Global: Enormous data pipelines powering major generative AI systems are rooted in mass invasions of privacy by design

Companies are extracting vast troves of online data through unlawful web scraping to build their generative artificial intelligence (AI) products in a way that is enabling a mass invasion of privacy, making these systems unlawful by design, Amnesty International said in a new briefing today.

Unlawful by Design: Exposing the Human Rights Costs of Generative AI documents serious risks in the large-scale data scraping and processing being used to build and train these systems, including violations of the right to privacy by design and adverse consequences for the environment and historically marginalized communities.

“Companies across the world are supplying generative AI products under the veneer of efficiency and sophistication, but in reality, these systems perpetuate mass invasions of privacy through unlawful web scraping: an automated process for extracting data from websites, including personal data, such as images and social media activity, to train AI models,” said Likhita Banerji, Head of the Algorithmic Accountability Lab, Amnesty International.

“The extractive data pipeline, inherent design choices made by tech companies and exploitative supply chains, to build generative AI systems have enabled a paradigm of technology development that opens up a risk of mass abuse of human rights.”

Amnesty International researched the models powering some of the most popular publicly available standalone generative AI tools, including GPT 3 by Open AI, Google’s Gemini, Meta’s Llama, DeepSeek and tools by Midjourney and Stable Diffusion.

Such systems rely on extracting information from billions of public online posts and images often without the explicit consent of the individuals appearing in or creating them.

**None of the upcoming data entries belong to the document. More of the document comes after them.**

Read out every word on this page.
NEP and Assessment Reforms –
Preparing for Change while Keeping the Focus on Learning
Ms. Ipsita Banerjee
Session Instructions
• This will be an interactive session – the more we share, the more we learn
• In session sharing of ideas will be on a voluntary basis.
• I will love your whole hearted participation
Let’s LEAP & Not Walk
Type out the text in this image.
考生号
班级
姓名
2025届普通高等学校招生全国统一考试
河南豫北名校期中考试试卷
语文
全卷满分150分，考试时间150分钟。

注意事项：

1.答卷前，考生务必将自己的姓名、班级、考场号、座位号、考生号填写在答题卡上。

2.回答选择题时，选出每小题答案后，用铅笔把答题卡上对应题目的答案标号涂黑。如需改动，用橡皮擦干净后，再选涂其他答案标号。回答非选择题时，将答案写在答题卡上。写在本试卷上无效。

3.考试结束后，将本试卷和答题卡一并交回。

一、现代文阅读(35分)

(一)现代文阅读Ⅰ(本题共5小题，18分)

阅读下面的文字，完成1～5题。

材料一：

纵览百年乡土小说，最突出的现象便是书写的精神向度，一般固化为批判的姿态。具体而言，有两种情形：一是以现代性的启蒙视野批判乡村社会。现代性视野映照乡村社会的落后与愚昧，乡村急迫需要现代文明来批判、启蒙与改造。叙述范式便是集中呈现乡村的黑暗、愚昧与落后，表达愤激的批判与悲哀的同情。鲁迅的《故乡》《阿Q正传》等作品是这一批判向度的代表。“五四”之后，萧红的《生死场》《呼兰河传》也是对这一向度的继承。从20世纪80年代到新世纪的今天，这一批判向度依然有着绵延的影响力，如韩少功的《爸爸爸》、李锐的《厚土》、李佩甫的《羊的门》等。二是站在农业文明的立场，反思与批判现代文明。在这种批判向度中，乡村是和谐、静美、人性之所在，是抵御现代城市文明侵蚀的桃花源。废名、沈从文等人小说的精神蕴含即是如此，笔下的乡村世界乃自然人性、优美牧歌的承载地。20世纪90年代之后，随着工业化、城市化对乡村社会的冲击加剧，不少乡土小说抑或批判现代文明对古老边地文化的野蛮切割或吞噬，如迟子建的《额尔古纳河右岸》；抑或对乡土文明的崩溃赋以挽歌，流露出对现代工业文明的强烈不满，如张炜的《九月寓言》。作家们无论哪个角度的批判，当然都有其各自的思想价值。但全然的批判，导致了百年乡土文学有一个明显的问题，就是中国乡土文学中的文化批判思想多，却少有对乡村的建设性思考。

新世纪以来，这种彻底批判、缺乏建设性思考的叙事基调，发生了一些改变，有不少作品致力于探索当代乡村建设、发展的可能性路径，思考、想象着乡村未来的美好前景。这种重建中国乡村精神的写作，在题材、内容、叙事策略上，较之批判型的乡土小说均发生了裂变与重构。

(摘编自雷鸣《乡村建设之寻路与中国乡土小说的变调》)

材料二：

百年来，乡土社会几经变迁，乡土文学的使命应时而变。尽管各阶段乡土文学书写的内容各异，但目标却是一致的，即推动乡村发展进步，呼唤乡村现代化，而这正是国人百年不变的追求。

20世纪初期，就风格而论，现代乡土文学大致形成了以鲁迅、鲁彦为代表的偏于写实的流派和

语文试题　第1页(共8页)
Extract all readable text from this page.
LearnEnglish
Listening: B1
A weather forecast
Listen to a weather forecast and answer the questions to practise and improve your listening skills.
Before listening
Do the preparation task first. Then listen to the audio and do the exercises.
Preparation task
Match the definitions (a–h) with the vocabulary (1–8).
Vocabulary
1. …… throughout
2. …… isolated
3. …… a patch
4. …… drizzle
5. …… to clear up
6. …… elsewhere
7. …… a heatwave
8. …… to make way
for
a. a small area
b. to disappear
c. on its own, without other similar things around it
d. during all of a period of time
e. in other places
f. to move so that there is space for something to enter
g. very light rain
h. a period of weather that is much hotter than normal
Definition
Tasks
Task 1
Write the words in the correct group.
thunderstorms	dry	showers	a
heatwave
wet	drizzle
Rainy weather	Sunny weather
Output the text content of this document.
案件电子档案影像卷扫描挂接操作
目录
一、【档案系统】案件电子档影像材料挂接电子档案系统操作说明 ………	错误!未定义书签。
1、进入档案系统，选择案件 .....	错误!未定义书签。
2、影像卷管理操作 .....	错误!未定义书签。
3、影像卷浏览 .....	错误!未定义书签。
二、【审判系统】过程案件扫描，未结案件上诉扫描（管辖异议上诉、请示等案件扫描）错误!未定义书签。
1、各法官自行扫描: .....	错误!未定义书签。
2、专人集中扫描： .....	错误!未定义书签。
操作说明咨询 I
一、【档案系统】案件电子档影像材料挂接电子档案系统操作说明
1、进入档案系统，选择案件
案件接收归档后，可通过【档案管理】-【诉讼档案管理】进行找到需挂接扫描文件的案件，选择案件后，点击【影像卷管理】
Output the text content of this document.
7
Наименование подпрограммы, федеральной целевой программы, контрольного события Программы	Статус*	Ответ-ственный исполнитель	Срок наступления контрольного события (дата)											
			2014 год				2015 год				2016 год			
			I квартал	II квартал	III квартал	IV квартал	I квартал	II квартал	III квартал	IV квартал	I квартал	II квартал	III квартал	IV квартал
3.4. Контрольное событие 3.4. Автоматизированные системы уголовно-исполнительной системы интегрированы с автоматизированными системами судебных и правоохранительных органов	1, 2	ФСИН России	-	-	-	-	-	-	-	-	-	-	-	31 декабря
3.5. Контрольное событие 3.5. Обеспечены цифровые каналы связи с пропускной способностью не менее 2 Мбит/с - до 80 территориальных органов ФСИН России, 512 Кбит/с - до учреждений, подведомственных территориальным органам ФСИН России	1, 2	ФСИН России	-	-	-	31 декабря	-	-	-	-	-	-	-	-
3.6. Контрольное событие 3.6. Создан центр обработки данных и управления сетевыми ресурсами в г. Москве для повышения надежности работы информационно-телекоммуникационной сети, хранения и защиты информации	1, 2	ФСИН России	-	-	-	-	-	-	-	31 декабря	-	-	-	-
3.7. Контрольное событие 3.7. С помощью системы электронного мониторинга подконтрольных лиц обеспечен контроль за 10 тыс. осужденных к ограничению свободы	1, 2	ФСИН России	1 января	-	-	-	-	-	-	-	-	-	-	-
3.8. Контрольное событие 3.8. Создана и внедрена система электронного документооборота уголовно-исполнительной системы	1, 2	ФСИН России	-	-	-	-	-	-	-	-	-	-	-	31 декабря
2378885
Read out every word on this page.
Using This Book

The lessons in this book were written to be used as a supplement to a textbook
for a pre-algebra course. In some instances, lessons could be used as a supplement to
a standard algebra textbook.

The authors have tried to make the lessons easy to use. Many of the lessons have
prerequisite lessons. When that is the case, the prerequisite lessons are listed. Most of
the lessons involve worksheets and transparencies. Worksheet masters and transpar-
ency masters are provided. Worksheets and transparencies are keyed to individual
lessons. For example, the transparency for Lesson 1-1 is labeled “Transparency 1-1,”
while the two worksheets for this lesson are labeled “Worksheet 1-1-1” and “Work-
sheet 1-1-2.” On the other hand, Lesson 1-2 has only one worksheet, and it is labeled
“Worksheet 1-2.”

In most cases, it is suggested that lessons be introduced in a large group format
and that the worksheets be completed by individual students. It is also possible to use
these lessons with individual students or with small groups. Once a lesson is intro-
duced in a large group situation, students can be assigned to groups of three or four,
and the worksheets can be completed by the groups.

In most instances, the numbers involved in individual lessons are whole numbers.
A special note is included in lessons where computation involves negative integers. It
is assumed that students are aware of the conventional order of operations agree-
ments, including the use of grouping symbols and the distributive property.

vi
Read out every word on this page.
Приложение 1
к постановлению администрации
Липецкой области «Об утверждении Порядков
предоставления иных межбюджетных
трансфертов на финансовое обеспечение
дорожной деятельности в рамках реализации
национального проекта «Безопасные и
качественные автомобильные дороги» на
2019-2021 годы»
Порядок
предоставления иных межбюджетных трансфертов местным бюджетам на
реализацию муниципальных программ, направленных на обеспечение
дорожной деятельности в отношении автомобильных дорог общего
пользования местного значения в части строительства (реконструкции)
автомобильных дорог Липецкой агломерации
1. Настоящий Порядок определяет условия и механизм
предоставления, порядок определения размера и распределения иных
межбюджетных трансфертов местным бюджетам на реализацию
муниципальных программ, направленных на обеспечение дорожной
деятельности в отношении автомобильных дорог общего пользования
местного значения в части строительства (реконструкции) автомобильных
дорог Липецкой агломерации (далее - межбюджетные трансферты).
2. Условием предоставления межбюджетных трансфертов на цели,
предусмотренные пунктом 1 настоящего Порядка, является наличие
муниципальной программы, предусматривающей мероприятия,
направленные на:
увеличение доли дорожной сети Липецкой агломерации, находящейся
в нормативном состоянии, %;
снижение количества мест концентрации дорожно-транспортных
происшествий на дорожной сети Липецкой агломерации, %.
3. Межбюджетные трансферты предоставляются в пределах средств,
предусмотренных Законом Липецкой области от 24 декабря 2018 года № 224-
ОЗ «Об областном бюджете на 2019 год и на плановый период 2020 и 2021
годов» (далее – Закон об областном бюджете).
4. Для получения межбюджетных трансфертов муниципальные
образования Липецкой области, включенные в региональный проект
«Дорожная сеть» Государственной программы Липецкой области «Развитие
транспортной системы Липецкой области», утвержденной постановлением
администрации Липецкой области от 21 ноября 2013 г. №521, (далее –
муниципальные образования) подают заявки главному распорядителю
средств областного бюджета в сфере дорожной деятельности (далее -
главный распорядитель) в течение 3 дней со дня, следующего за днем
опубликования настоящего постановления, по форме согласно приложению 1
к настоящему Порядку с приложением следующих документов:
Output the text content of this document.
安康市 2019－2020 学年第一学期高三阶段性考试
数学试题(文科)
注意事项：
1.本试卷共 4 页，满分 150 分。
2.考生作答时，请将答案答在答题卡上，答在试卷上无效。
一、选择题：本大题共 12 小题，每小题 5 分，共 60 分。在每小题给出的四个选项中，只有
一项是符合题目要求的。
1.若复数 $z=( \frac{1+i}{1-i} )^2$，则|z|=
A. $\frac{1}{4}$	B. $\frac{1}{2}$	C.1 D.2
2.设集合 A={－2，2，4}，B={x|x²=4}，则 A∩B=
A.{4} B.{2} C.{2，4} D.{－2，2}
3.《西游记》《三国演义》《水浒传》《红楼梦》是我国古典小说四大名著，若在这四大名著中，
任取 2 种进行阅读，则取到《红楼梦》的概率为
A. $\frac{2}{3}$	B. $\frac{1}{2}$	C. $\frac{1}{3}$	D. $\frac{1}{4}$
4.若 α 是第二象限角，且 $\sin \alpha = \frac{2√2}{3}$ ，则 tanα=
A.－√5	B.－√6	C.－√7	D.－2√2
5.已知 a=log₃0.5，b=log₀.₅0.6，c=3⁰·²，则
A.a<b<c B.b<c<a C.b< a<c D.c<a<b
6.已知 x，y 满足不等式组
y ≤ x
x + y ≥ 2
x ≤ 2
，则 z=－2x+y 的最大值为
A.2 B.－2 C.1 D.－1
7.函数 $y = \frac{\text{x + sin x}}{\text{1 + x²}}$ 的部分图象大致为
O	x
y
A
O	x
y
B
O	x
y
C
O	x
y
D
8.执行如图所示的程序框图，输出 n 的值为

Not only does this infringe on privacy by design but as datasets powering AI models scale up, the presence of hateful and discriminatory content in their outputs also gets amplified, along with negative stereotypes and prejudices, especially along racial and gendered lines.

“These choices are not inevitable. We must challenge the design choices adopted by companies who build generative AI systems by relying on training data, including personal data, that is extracted non-consensually and on a grand scale.”

Likhita Banerji, Head of the Algorithmic Accountability Lab, Amnesty International

Racial, gender and cultural biases are consistent features of generative AI systems, a product of the training data that is largely pulled from the web and therefore polluted with real-world biases which harm historically marginalized communities. Additionally, generative AI systems pose risks to the right to freedom of thought as they are capable of influencing users’ thoughts and shaping their personal beliefs through predictive suggestions. This is especially true for larger models reliant on expansive training data.

“These choices are not inevitable. We must challenge the design choices adopted by companies who build generative AI systems by relying on training data, including personal data, that is extracted non-consensually and on a grand scale,” said Likhita Banerji.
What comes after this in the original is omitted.